The dream of the fifties for most Americans was to move from the crowded cities and buy a home in the suburbs. The GI bill, the interstate highway and developments like Levittown New York made this transformation from ethnic urban dwellers to suburban nuclear families the norm. Of course, with the sixties, baby boomers rediscovered the cities. Here they could become independent of Mom and Dad (receiving the occasional Care package) and indulge in bohemian lifestyles in older urban housing, that was in the beginning, low in rent.

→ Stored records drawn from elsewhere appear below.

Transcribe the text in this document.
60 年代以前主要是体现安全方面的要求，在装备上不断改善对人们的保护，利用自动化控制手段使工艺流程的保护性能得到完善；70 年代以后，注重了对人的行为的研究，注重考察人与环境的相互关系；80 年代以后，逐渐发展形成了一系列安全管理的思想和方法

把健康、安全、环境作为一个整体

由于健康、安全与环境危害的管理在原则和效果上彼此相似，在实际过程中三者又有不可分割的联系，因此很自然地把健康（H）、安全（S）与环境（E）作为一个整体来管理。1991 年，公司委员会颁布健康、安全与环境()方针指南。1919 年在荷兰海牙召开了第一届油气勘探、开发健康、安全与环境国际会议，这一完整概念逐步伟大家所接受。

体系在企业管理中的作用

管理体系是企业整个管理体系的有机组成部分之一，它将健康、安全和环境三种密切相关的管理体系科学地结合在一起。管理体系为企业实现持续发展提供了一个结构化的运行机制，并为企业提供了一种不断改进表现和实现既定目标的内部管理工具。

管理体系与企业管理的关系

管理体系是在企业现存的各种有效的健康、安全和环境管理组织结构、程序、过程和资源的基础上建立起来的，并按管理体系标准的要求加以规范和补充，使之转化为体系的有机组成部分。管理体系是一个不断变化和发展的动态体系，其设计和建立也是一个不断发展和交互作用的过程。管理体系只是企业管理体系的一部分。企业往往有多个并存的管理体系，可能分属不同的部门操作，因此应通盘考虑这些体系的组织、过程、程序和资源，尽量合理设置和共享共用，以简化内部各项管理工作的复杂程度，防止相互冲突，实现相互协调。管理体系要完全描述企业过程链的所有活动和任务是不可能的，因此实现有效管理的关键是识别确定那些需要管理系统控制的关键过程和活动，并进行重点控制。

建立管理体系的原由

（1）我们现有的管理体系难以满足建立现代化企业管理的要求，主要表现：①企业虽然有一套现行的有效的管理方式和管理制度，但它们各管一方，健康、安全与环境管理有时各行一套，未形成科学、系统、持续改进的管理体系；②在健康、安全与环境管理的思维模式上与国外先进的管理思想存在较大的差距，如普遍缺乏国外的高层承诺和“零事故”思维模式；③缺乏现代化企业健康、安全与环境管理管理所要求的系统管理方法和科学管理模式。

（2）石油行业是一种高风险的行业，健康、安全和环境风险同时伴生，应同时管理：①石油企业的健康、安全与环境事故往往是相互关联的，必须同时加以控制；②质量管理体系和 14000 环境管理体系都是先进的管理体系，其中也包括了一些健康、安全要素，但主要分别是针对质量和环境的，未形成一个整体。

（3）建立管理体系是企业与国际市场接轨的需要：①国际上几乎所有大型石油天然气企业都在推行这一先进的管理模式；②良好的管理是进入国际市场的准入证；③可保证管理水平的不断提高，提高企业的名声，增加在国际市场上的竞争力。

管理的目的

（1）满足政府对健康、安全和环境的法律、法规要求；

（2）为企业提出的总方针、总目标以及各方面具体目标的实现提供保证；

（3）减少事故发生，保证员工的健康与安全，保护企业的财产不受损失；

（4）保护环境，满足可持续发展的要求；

As more baby boomers moved to the inner cities, Gentrification took place. Over the years, renters became homeowners and the urban fixer upper became the pet child of the baby boomer of the sixties and beyond. This Old House has its roots in this movement.
At the other extreme was the back to the land movement. Here young baby boomers flocked to join rural communes. They ate squash that they raised, made their own organic toothpaste, and lived like modern day Shakers, but with sex. Wavy Gravy's Hog Farm is an example of a hippie commune.
The young person in 1969 faced a number of choices. He could move to a commune, move to the city and live on the streets, or take the path of least resistance and go to college.
Most of us took the path of least resistance with the acknowledgement that we were simply passing through the academic world on our way somewhere else. We liked to think our final destinations was an ashram in India or a carpenter shop in New Hope. Yeah, right.